What will readers learn from your book?

All children, regardless of their culture or background or socio-economic status, are driven by ten universal truths. These truths are things like “All children have emotional needs,” “All children have innate, neurological responses to stress,” “All children model their primary caregivers,” and “All children go through developmental stages.” These truths account for the vast majority of children’s behavior — whether it’s the tantrum of a toddler, the snarkiness of a nine-year-old, or the sullenness of a teenager. The thing is, it’s not always obvious which “truths” are at work at any given time.
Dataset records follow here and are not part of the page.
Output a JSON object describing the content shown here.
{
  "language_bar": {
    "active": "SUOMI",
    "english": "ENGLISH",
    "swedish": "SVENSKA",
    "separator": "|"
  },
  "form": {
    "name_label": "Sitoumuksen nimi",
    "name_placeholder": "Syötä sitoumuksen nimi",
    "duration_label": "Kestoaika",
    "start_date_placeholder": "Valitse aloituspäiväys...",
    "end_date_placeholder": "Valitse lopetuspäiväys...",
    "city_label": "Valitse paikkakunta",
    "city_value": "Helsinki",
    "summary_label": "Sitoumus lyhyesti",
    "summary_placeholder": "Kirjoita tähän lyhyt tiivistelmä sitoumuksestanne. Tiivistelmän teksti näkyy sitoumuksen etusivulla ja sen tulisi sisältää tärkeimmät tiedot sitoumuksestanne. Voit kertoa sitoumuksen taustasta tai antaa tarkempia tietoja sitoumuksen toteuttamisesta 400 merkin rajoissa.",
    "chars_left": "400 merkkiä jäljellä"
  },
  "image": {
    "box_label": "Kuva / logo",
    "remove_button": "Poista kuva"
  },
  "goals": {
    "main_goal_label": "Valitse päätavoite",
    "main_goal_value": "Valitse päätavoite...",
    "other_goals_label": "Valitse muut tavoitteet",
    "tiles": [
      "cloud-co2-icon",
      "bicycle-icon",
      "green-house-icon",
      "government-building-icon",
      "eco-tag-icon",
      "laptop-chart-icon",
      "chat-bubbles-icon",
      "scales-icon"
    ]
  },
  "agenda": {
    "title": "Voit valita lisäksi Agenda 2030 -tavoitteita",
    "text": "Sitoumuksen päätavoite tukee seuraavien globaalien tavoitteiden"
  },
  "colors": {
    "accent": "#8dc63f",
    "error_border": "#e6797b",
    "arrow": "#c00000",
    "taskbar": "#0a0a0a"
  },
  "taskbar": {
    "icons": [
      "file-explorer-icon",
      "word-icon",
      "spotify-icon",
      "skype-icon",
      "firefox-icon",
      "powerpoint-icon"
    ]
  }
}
In ParentShift, readers will learn how to locate the underlying cause of a child’s behavior so that they can choose a heart-centered course of action appropriate for that situation.

In addition, parents will learn how to set consistent, reasonable limits and boundaries; curtail power struggles; minimize sibling rivalry; respond to outbursts without losing their tempers; create effective chore systems; prepare children to meet life’s challenges on their own; and build open, trusting relationships that keep kids turning to parents for guidance well into the teenage years.

Can you recommend other tools, books, or resources to parents figuring out how to raise their kids?

I recommend Your Child’s Self-Esteem by Dorothy Corkille Briggs, How to Talk So Kids Will Listen & Listen So Kids Will Talk by Adele Faber and Elaine Mazlish, Hold On to Your Kids by Gordon Neufeld and Gabor Maté, Punished by Rewards by Alfie Kohn, PET: Parent Effectiveness Training by Thomas Gordon, Raising Our Children, Raising Ourselves by Naomi Aldort, and Between Parent & Child by Haim Ginott. And for a better look into the great, wide, expanding world of brain science, check out almost anything by Daniel J. Siegel and Tina Payne Bryson.

What else would you like people to know about your book or your approach to raising kids?

This book is not about being a “perfect” parent, whatever the hell that is. We’ve all come to parenting with our own baggage, neurosis, flaws, and failures. That’s okay. We don’t ask or expect adults to nail every interaction they have with kids. Parenting is rarely a straight shot. That said, an awful lot of parents are on a path that doesn’t line up with their own goals. They are sabotaging themselves and don’t even know it. Once parents have the knowledge, their own issues and idiosyncrasies no longer threaten to torpedo the kid’s self-esteem or damage the superbly important parent-child relationship. Because when they make mistakes — which they’ll no doubt do — they’ll know how to get back on track.